On February 15, 2014 at 6:50 pm, Billy Mullins said:
If a state – or a group of states – deem the federal government to have exceeded its allotted powers and/or failed to discharge the duties and responsibilities for which those powers were originally granted, that/those state(s) have a duty to refuse to obey the offending federal mandate. Some (perhaps many) will respond that the issue of states’ supremacy was settled in the War Between the States. To that I would respond that the member states of the CSA were repatriated only under force of arms. I am not a lawyer but I have heard that is a principle of common law that no compact made under duress is enforceable. If the people of one or more states decide to contest the compact it is their right by law and precedent predating the advent of the Constitution. In such an instance it is axiomatic that the central government will contest the decision of that/those state(s).
This is all very theoretical. In my comment I was speaking in practical terms.Theoretical situations aside, no act is illegal unless the person committing it is successfully prosecuted for their actions. If one or more states, believing themselves to be superior to the federal government and pass laws nullifying one or more federal statutes, then the nullification holds until and unless the federal government forces the state(s) to knuckle under. If the “authorities” in Mordor on the Potomac do not appreciate the people of the states deciding for themselves what constitutes exceeding the authority originally ceded to the federal then they are welcome attempt to bring the “offending” state(s) to heel.

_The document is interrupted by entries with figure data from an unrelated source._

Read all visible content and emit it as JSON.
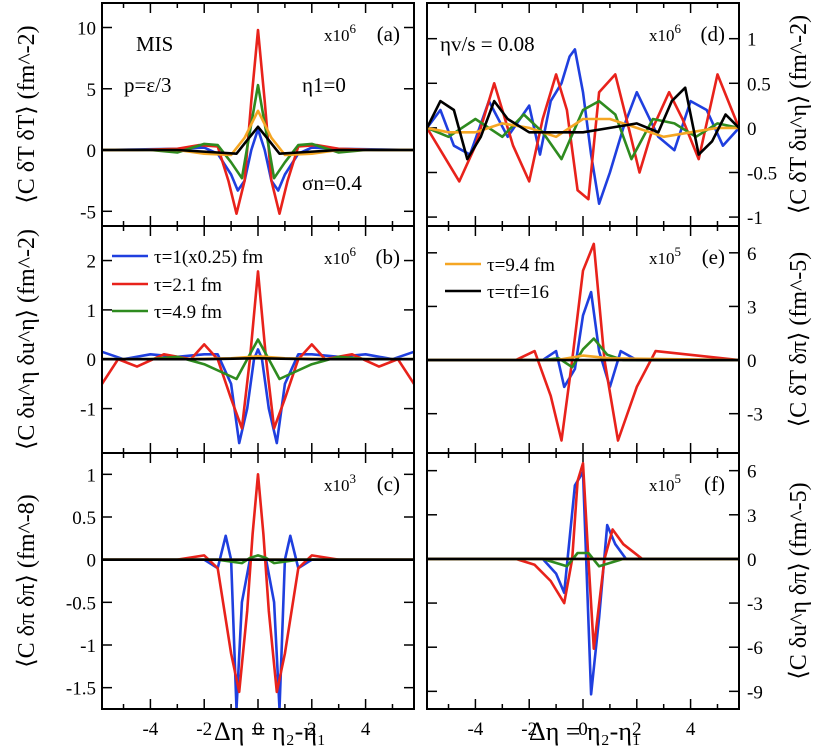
{
  "figure": {
    "x_axis_label": "Δη = η₂-η₁",
    "legend": [
      {
        "label": "τ=1(x0.25) fm",
        "color": "#1f3fdf"
      },
      {
        "label": "τ=2.1 fm",
        "color": "#e8221b"
      },
      {
        "label": "τ=4.9 fm",
        "color": "#2e8b1f"
      },
      {
        "label": "τ=9.4 fm",
        "color": "#f5a623"
      },
      {
        "label": "τ=τf=16",
        "color": "#000000"
      }
    ],
    "annotations": {
      "model": "MIS",
      "eos": "p=ε/3",
      "eta1": "η1=0",
      "sigma": "σn=0.4",
      "viscosity": "ηv/s = 0.08"
    }
  },
  "chart_data": [
    {
      "id": "a",
      "type": "line",
      "panel_label": "(a)",
      "scale": "x10^6",
      "ylabel": "⟨C δT δT⟩ (fm^-2)",
      "xlim": [
        -5.8,
        5.8
      ],
      "ylim": [
        -6.2,
        12
      ],
      "yticks": [
        -5,
        0,
        5,
        10
      ],
      "series": [
        {
          "name": "τ=1(x0.25) fm",
          "color": "#1f3fdf",
          "x": [
            -5.8,
            -4.5,
            -3,
            -2,
            -1.5,
            -1,
            -0.75,
            -0.5,
            -0.25,
            0,
            0.25,
            0.5,
            0.75,
            1,
            1.5,
            2,
            3,
            4.5,
            5.8
          ],
          "y": [
            0,
            0.05,
            0.1,
            0.2,
            -0.3,
            -2,
            -3.3,
            -2.5,
            0,
            1.7,
            0,
            -2.5,
            -3.3,
            -2,
            -0.3,
            0.2,
            0.1,
            0.05,
            0
          ]
        },
        {
          "name": "τ=2.1 fm",
          "color": "#e8221b",
          "x": [
            -5.8,
            -4.5,
            -3,
            -2.2,
            -1.5,
            -1.1,
            -0.8,
            -0.5,
            -0.25,
            0,
            0.25,
            0.5,
            0.8,
            1.1,
            1.5,
            2.2,
            3,
            4.5,
            5.8
          ],
          "y": [
            0,
            0,
            0.1,
            0.4,
            0.3,
            -2.5,
            -5.2,
            -2.5,
            4,
            9.8,
            4,
            -2.5,
            -5.2,
            -2.5,
            0.3,
            0.4,
            0.1,
            0,
            0
          ]
        },
        {
          "name": "τ=4.9 fm",
          "color": "#2e8b1f",
          "x": [
            -5.8,
            -4,
            -3,
            -2,
            -1.5,
            -1,
            -0.6,
            -0.3,
            0,
            0.3,
            0.6,
            1,
            1.5,
            2,
            3,
            4,
            5.8
          ],
          "y": [
            0,
            0,
            -0.2,
            0.5,
            0.4,
            -1,
            -2.3,
            1.5,
            5.3,
            1.5,
            -2.3,
            -1,
            0.4,
            0.5,
            -0.2,
            0,
            0
          ]
        },
        {
          "name": "τ=9.4 fm",
          "color": "#f5a623",
          "x": [
            -5.8,
            -3,
            -2,
            -1,
            -0.5,
            0,
            0.5,
            1,
            2,
            3,
            5.8
          ],
          "y": [
            0,
            0,
            -0.3,
            -0.4,
            1,
            3.2,
            1,
            -0.4,
            -0.3,
            0,
            0
          ]
        },
        {
          "name": "τ=τf=16",
          "color": "#000000",
          "x": [
            -5.8,
            -3,
            -1.5,
            -0.8,
            -0.4,
            0,
            0.4,
            0.8,
            1.5,
            3,
            5.8
          ],
          "y": [
            0,
            0,
            -0.2,
            -0.3,
            0.8,
            1.9,
            0.8,
            -0.3,
            -0.2,
            0,
            0
          ]
        }
      ]
    },
    {
      "id": "b",
      "type": "line",
      "panel_label": "(b)",
      "scale": "x10^6",
      "ylabel": "⟨C δu^η δu^η⟩ (fm^-2)",
      "xlim": [
        -5.8,
        5.8
      ],
      "ylim": [
        -1.9,
        2.7
      ],
      "yticks": [
        -1,
        0,
        1,
        2
      ],
      "series": [
        {
          "name": "τ=1(x0.25) fm",
          "color": "#1f3fdf",
          "x": [
            -5.8,
            -5,
            -4,
            -3,
            -2,
            -1.5,
            -1,
            -0.7,
            -0.4,
            -0.15,
            0,
            0.15,
            0.4,
            0.7,
            1,
            1.5,
            2,
            3,
            4,
            5,
            5.8
          ],
          "y": [
            0.15,
            0,
            0.1,
            0.05,
            0.1,
            0.1,
            -0.5,
            -1.7,
            -1,
            0,
            0.2,
            0,
            -1,
            -1.7,
            -0.5,
            0.1,
            0.1,
            0.05,
            0.1,
            0,
            0.15
          ]
        },
        {
          "name": "τ=2.1 fm",
          "color": "#e8221b",
          "x": [
            -5.8,
            -5.2,
            -4.5,
            -3.5,
            -2.5,
            -2,
            -1.5,
            -1,
            -0.6,
            -0.3,
            0,
            0.3,
            0.6,
            1,
            1.5,
            2,
            2.5,
            3.5,
            4.5,
            5.2,
            5.8
          ],
          "y": [
            -0.5,
            0,
            -0.15,
            0.1,
            0,
            0.3,
            0,
            -0.8,
            -1.4,
            0,
            1.78,
            0,
            -1.4,
            -0.8,
            0,
            0.3,
            0,
            0.1,
            -0.15,
            0,
            -0.5
          ]
        },
        {
          "name": "τ=4.9 fm",
          "color": "#2e8b1f",
          "x": [
            -5.8,
            -4,
            -3,
            -2,
            -1.2,
            -0.8,
            -0.4,
            0,
            0.4,
            0.8,
            1.2,
            2,
            3,
            4,
            5.8
          ],
          "y": [
            0,
            0,
            0.05,
            -0.1,
            -0.3,
            -0.4,
            0,
            0.4,
            0,
            -0.4,
            -0.3,
            -0.1,
            0.05,
            0,
            0
          ]
        },
        {
          "name": "τ=9.4 fm",
          "color": "#f5a623",
          "x": [
            -5.8,
            -3,
            -1,
            0,
            1,
            3,
            5.8
          ],
          "y": [
            0,
            0,
            0.02,
            0.06,
            0.02,
            0,
            0
          ]
        },
        {
          "name": "τ=τf=16",
          "color": "#000000",
          "x": [
            -5.8,
            -2,
            0,
            2,
            5.8
          ],
          "y": [
            0,
            0,
            0.02,
            0,
            0
          ]
        }
      ]
    },
    {
      "id": "c",
      "type": "line",
      "panel_label": "(c)",
      "scale": "x10^3",
      "ylabel": "⟨C δπ δπ⟩ (fm^-8)",
      "xlim": [
        -5.8,
        5.8
      ],
      "ylim": [
        -1.75,
        1.25
      ],
      "yticks": [
        -1.5,
        -1,
        -0.5,
        0,
        0.5,
        1
      ],
      "series": [
        {
          "name": "τ=1(x0.25) fm",
          "color": "#1f3fdf",
          "x": [
            -5.8,
            -2.5,
            -2,
            -1.5,
            -1.2,
            -1,
            -0.8,
            -0.6,
            -0.3,
            0,
            0.3,
            0.6,
            0.8,
            1,
            1.2,
            1.5,
            2,
            2.5,
            5.8
          ],
          "y": [
            0,
            0,
            0,
            -0.1,
            0.28,
            0,
            -1.75,
            -0.5,
            0,
            0,
            0,
            -0.5,
            -1.75,
            0,
            0.28,
            -0.1,
            0,
            0,
            0
          ]
        },
        {
          "name": "τ=2.1 fm",
          "color": "#e8221b",
          "x": [
            -5.8,
            -3,
            -2,
            -1.5,
            -1,
            -0.7,
            -0.4,
            -0.2,
            0,
            0.2,
            0.4,
            0.7,
            1,
            1.5,
            2,
            3,
            5.8
          ],
          "y": [
            0,
            0,
            0.05,
            -0.1,
            -1.1,
            -1.55,
            -0.6,
            0.3,
            1,
            0.3,
            -0.6,
            -1.55,
            -1.1,
            -0.1,
            0.05,
            0,
            0
          ]
        },
        {
          "name": "τ=4.9 fm",
          "color": "#2e8b1f",
          "x": [
            -5.8,
            -1.5,
            -0.6,
            -0.3,
            0,
            0.3,
            0.6,
            1.5,
            5.8
          ],
          "y": [
            0,
            0,
            -0.04,
            0.02,
            0.05,
            0.02,
            -0.04,
            0,
            0
          ]
        },
        {
          "name": "τ=9.4 fm",
          "color": "#f5a623",
          "x": [
            -5.8,
            5.8
          ],
          "y": [
            0,
            0
          ]
        },
        {
          "name": "τ=τf=16",
          "color": "#000000",
          "x": [
            -5.8,
            5.8
          ],
          "y": [
            0,
            0
          ]
        }
      ]
    },
    {
      "id": "d",
      "type": "line",
      "panel_label": "(d)",
      "scale": "x10^6",
      "ylabel": "⟨C δT δu^η⟩ (fm^-2)",
      "xlim": [
        -5.8,
        5.8
      ],
      "ylim": [
        -1.1,
        1.4
      ],
      "yticks": [
        -1,
        -0.5,
        0,
        0.5,
        1
      ],
      "yaxis_side": "right",
      "series": [
        {
          "name": "τ=1(x0.25) fm",
          "color": "#1f3fdf",
          "x": [
            -5.8,
            -5.3,
            -4.8,
            -4.2,
            -3.5,
            -2.8,
            -2,
            -1.6,
            -1.2,
            -0.8,
            -0.5,
            -0.3,
            0,
            0.3,
            0.6,
            1,
            1.5,
            2,
            2.8,
            3.4,
            4,
            4.6,
            5.2,
            5.8
          ],
          "y": [
            0,
            0.2,
            -0.2,
            -0.3,
            0.3,
            -0.1,
            0.25,
            -0.3,
            0.3,
            0.5,
            0.8,
            0.88,
            0.4,
            -0.3,
            -0.85,
            -0.5,
            0,
            0.4,
            -0.1,
            -0.25,
            0.3,
            0.2,
            -0.2,
            0
          ]
        },
        {
          "name": "τ=2.1 fm",
          "color": "#e8221b",
          "x": [
            -5.8,
            -5.2,
            -4.6,
            -4,
            -3.3,
            -2.6,
            -2,
            -1.5,
            -1,
            -0.6,
            -0.2,
            0.2,
            0.6,
            1.2,
            1.7,
            2.1,
            2.6,
            3.2,
            3.7,
            4.3,
            5,
            5.8
          ],
          "y": [
            0,
            -0.3,
            -0.6,
            -0.2,
            0.5,
            -0.2,
            -0.6,
            0.1,
            0.6,
            0.2,
            -0.7,
            -0.8,
            0.4,
            0.6,
            0,
            -0.5,
            0,
            0.4,
            0.1,
            -0.35,
            0.6,
            0
          ]
        },
        {
          "name": "τ=4.9 fm",
          "color": "#2e8b1f",
          "x": [
            -5.8,
            -5,
            -4,
            -3,
            -2.2,
            -1.5,
            -0.8,
            0,
            0.6,
            1.2,
            1.8,
            2.6,
            3.4,
            4.2,
            5,
            5.8
          ],
          "y": [
            0,
            -0.1,
            0.1,
            -0.1,
            0.15,
            -0.05,
            -0.35,
            0.2,
            0.3,
            0.15,
            -0.35,
            0.1,
            0.05,
            -0.1,
            0.05,
            0
          ]
        },
        {
          "name": "τ=9.4 fm",
          "color": "#f5a623",
          "x": [
            -5.8,
            -5,
            -4,
            -3,
            -2,
            -1,
            0,
            1,
            2,
            3,
            4,
            5,
            5.8
          ],
          "y": [
            0,
            -0.05,
            -0.05,
            0.05,
            0,
            -0.1,
            0.1,
            0.1,
            0,
            -0.1,
            -0.05,
            0,
            0
          ]
        },
        {
          "name": "τ=τf=16",
          "color": "#000000",
          "x": [
            -5.8,
            -5.3,
            -4.8,
            -4.3,
            -3.8,
            -3.3,
            -2.8,
            -2,
            -1,
            0,
            1,
            2,
            2.8,
            3.3,
            3.8,
            4.3,
            4.8,
            5.3,
            5.8
          ],
          "y": [
            0,
            0.3,
            0.2,
            -0.35,
            -0.1,
            0.3,
            0.1,
            -0.05,
            -0.05,
            -0.05,
            0,
            0.05,
            -0.05,
            0.3,
            0.45,
            -0.3,
            -0.15,
            0.15,
            0
          ]
        }
      ]
    },
    {
      "id": "e",
      "type": "line",
      "panel_label": "(e)",
      "scale": "x10^5",
      "ylabel": "⟨C δT δπ⟩ (fm^-5)",
      "xlim": [
        -5.8,
        5.8
      ],
      "ylim": [
        -5.2,
        7.5
      ],
      "yticks": [
        -3,
        0,
        3,
        6
      ],
      "series": [
        {
          "name": "τ=1(x0.25) fm",
          "color": "#1f3fdf",
          "x": [
            -5.8,
            -1.5,
            -1,
            -0.7,
            -0.3,
            0,
            0.3,
            0.6,
            1,
            1.4,
            2,
            5.8
          ],
          "y": [
            0,
            0,
            0.5,
            -1.5,
            -0.5,
            2.5,
            3.8,
            0.5,
            -1.5,
            0.5,
            0,
            0
          ]
        },
        {
          "name": "τ=2.1 fm",
          "color": "#e8221b",
          "x": [
            -5.8,
            -2.5,
            -1.8,
            -1.2,
            -0.8,
            -0.4,
            0,
            0.4,
            0.8,
            1.3,
            2,
            2.7,
            5.8
          ],
          "y": [
            0,
            0,
            0.5,
            -2,
            -4.5,
            0,
            5,
            6.5,
            0,
            -4.5,
            -1.5,
            0.5,
            0
          ]
        },
        {
          "name": "τ=4.9 fm",
          "color": "#2e8b1f",
          "x": [
            -5.8,
            -1.5,
            -0.9,
            -0.4,
            0,
            0.4,
            0.9,
            1.5,
            5.8
          ],
          "y": [
            0,
            0,
            0.1,
            -0.4,
            0.6,
            1.2,
            0.3,
            0,
            0
          ]
        },
        {
          "name": "τ=9.4 fm",
          "color": "#f5a623",
          "x": [
            -5.8,
            -1,
            0,
            1,
            5.8
          ],
          "y": [
            0,
            0,
            0.25,
            0.1,
            0
          ]
        },
        {
          "name": "τ=τf=16",
          "color": "#000000",
          "x": [
            -5.8,
            5.8
          ],
          "y": [
            0,
            0
          ]
        }
      ]
    },
    {
      "id": "f",
      "type": "line",
      "panel_label": "(f)",
      "scale": "x10^5",
      "ylabel": "⟨C δu^η δπ⟩ (fm^-5)",
      "xlim": [
        -5.8,
        5.8
      ],
      "ylim": [
        -10.2,
        7.2
      ],
      "yticks": [
        -9,
        -6,
        -3,
        0,
        3,
        6
      ],
      "series": [
        {
          "name": "τ=1(x0.25) fm",
          "color": "#1f3fdf",
          "x": [
            -5.8,
            -2,
            -1.5,
            -1,
            -0.7,
            -0.3,
            0,
            0.3,
            0.6,
            0.9,
            1.2,
            1.6,
            2.2,
            5.8
          ],
          "y": [
            0,
            0,
            0,
            -1,
            -2.3,
            5,
            5.9,
            -9.2,
            -4,
            2.3,
            1,
            0,
            0,
            0
          ]
        },
        {
          "name": "τ=2.1 fm",
          "color": "#e8221b",
          "x": [
            -5.8,
            -2.5,
            -1.8,
            -1.2,
            -0.7,
            -0.4,
            -0.2,
            0,
            0.2,
            0.4,
            0.8,
            1.1,
            1.5,
            2.2,
            3,
            5.8
          ],
          "y": [
            0,
            0,
            -0.4,
            -1.5,
            -3,
            0,
            5.3,
            6.5,
            0,
            -6.1,
            0,
            2,
            1,
            0,
            0,
            0
          ]
        },
        {
          "name": "τ=4.9 fm",
          "color": "#2e8b1f",
          "x": [
            -5.8,
            -1.5,
            -0.6,
            -0.2,
            0.2,
            0.6,
            1.5,
            5.8
          ],
          "y": [
            0,
            0,
            -0.5,
            0.4,
            0.4,
            -0.5,
            0,
            0
          ]
        },
        {
          "name": "τ=9.4 fm",
          "color": "#f5a623",
          "x": [
            -5.8,
            5.8
          ],
          "y": [
            0,
            0
          ]
        },
        {
          "name": "τ=τf=16",
          "color": "#000000",
          "x": [
            -5.8,
            5.8
          ],
          "y": [
            0,
            0
          ]
        }
      ]
    }
  ]
}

A final note. For over a century the federal government has been on a course hell bent upon changing the fundamental relationship between the central government and the several states. It has been almost 150 years since the two sides in the debate over who is sovereign – the states or the central government – last engaged in more than verbal conflict. At that time the central government prevailed. A multitude of changes have come about since that time. The outcome of such a contest today could very well be different.